By John Boyle
Wait, what’s that? Seahawks fans should be happy that the rival 49ers are in the NFC Championship Game? Well maybe Seattle fans won’t celebrate San Francisco’s win, but there is some good in that result for the Seahawks. Same with Baltimore’s win over Houston.
Time and time again, we’ve heard Pete Carroll preach the value of defense, running the football and winning the turnover battle. That formula led to some success for the Seahawks in the second half of the season, but even as the Seahawks were winning, people asked if that formula can work anymore in the now pass-happy NFL. Well with four teams remaining in the playoffs, there are two—New York and New England—that do rely heavily on the passing game, but the other two teams still standing, Baltimore and San Francisco, got this far using the same formula Carroll is trying to win with in Seattle.

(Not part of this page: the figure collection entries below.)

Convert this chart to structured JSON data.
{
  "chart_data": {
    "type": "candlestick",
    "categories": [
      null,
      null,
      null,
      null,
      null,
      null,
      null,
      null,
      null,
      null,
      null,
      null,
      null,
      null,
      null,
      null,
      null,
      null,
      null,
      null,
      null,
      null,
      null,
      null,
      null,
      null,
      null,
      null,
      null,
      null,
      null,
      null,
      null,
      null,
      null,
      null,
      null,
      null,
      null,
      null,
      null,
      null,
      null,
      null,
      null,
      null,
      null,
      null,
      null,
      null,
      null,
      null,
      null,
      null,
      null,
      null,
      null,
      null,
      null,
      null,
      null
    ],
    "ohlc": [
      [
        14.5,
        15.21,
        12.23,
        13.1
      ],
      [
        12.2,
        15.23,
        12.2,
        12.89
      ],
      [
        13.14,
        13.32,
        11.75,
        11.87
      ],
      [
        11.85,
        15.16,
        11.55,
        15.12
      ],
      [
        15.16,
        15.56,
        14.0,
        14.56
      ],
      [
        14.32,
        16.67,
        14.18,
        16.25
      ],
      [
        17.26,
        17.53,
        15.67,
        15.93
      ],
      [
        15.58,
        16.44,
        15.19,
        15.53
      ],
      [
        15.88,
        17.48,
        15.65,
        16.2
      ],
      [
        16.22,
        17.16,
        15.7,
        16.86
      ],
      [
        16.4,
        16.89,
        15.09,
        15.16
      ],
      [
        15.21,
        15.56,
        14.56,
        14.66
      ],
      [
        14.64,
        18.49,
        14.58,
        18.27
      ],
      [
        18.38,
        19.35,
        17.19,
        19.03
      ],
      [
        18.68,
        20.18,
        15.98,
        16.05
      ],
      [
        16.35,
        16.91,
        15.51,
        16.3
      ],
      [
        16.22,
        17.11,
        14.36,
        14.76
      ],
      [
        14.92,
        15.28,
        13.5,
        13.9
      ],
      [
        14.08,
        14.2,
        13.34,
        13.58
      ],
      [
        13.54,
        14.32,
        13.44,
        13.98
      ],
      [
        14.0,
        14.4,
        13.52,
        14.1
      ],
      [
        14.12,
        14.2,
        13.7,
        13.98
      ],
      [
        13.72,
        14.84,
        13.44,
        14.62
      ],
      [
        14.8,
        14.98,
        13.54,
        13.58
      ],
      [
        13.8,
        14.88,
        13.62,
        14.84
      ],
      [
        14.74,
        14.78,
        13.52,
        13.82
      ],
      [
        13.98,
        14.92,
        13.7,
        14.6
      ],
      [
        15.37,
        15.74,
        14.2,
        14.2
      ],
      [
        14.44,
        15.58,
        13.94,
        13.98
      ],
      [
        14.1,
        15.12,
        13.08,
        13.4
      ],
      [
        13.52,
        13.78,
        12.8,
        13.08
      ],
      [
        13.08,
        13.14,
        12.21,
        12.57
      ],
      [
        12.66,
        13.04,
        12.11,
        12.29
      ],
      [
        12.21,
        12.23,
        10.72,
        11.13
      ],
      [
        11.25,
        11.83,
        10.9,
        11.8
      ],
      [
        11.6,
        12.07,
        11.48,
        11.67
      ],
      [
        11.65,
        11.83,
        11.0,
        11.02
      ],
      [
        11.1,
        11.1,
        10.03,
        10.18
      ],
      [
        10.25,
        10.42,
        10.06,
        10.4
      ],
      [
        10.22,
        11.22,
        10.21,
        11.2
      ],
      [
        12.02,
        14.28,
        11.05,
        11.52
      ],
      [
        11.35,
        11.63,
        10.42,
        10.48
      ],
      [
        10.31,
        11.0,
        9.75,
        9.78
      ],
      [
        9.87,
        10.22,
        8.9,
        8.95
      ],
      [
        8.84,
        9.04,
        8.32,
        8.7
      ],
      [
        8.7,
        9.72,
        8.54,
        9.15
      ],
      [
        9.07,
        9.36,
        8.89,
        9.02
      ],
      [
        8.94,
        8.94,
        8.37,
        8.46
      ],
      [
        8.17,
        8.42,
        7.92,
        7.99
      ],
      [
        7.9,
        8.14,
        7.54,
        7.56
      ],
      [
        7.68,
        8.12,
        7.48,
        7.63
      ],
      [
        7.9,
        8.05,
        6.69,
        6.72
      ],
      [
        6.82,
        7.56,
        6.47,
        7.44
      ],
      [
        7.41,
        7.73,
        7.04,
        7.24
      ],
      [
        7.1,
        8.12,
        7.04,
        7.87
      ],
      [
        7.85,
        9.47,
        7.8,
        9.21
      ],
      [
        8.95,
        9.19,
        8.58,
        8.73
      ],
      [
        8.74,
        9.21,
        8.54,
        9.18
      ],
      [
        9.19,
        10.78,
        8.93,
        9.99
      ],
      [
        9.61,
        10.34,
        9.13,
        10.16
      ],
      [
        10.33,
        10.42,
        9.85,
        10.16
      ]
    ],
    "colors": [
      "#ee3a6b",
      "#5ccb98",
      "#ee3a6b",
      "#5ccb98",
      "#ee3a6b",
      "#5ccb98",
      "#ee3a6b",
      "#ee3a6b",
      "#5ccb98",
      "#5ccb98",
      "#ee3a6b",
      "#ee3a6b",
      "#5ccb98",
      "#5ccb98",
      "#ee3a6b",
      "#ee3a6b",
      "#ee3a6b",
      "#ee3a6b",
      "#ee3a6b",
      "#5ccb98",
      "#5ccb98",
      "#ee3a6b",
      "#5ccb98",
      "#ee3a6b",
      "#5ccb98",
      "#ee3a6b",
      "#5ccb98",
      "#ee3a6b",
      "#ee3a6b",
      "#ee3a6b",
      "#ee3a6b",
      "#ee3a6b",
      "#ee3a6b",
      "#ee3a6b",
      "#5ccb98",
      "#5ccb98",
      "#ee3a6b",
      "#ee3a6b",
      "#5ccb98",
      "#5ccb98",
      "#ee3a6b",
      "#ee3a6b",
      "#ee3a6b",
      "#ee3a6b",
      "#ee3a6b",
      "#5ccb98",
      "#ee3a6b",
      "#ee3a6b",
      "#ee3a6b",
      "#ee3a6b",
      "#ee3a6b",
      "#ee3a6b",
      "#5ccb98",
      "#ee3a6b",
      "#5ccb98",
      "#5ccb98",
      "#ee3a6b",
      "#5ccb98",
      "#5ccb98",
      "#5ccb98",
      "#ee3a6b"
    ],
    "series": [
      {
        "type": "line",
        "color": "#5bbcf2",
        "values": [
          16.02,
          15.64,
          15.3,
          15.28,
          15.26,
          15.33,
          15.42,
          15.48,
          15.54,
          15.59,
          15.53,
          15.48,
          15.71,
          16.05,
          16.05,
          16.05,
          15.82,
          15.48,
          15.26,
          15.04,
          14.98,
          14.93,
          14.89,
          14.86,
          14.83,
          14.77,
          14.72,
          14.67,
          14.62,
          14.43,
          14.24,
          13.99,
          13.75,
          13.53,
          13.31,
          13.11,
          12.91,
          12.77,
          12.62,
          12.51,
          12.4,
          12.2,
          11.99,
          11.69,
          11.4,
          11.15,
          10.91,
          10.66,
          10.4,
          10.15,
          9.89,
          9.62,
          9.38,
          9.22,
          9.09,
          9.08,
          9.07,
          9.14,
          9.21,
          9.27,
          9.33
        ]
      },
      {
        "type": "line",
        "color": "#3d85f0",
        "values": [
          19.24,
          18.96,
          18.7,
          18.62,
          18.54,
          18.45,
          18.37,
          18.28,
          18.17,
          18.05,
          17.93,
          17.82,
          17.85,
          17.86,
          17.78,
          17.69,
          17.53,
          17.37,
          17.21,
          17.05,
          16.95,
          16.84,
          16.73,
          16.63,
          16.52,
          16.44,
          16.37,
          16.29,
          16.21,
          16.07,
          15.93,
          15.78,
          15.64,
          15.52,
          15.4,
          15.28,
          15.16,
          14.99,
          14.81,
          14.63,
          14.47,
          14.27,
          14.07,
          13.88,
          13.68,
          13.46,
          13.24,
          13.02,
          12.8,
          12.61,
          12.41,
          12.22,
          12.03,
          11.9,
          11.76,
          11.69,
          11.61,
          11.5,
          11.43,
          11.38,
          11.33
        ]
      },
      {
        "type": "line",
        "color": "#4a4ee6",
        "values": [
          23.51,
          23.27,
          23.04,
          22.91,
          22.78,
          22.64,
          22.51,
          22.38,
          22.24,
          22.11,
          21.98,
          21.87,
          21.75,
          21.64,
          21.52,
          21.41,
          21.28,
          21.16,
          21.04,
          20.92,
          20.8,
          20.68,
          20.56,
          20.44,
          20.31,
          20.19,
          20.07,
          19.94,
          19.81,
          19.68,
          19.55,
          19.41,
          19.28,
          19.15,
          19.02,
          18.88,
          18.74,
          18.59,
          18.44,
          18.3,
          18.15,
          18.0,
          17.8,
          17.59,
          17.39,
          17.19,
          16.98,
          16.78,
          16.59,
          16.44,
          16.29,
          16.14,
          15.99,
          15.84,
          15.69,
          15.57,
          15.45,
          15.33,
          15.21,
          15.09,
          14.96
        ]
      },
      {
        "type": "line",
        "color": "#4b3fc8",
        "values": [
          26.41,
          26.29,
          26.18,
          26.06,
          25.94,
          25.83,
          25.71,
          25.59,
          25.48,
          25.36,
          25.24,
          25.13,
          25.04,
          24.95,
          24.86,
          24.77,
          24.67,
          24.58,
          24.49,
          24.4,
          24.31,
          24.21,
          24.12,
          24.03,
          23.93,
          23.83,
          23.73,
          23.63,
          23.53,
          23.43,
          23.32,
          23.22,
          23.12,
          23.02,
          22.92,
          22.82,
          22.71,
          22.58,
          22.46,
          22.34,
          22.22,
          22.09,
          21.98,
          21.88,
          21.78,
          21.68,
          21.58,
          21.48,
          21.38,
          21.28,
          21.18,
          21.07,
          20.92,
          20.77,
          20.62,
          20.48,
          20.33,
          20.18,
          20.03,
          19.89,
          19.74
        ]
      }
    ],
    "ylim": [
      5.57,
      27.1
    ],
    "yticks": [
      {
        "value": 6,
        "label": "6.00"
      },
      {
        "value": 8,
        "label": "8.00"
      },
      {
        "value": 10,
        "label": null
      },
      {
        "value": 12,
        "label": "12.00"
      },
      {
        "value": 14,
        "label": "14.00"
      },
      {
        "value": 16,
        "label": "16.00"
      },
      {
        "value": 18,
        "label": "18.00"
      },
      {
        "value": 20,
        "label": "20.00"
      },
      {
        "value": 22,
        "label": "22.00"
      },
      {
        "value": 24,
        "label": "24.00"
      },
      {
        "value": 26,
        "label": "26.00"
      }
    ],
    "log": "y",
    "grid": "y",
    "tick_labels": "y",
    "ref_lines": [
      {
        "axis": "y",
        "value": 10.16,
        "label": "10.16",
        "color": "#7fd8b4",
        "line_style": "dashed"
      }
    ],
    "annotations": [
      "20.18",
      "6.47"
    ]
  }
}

Now this isn’t a perfect comparison. For one, Baltimore and San Francisco, by almost all measures, were better than Seattle on defense despite the huge strides the Seahawks made in this are. The 49ers also won last weekend because the offense was able to twice drive for go-ahead scores late in the fourth quarter, something the Seahawks couldn’t do all season. But the fact that Green Bay and New Orleans are done for the season while San Francisco and Baltimore are still playing does show that, even in an era of passing records, defense and a rushing game can work in the playoffs.
Consider the following:
The 49ers were a pedestrian 26th in total yards and 29th in passing yards, but had the 8th-best rushing total, and were stingy across the board on defense: 2nd in scoring D, 4th total D, 16th pass D, 1st run D, and the 49ers led the league in turnover ratio.
The Ravens were also middle of the road in most offensive stats: 15th total offense, 12th scoring, 19th passing, 10th rushing. But they were 3rd in total defense and scoring D, 4th in passing D and 2nd against the run.
The Seahawks offense wasn’t particularly good, ranking 28th in yards, 23rd in scoring, 22nd in passing and 21st in the run game, but considering they were 31st in rushing offense through seven games, that number should be much better next year based on the growth we saw.
Defensively the Seahawks ranked 9th in total D, 7th in scoring, 11th against the pass and 15th against the run, while being 5th in turnover ratio. As young as Seattle’s defense is, there is no reason to think those numbers won’t improve next season. And based off what we’ve seen in these playoffs, good old-fashioned defense might just work in the playoffs after all.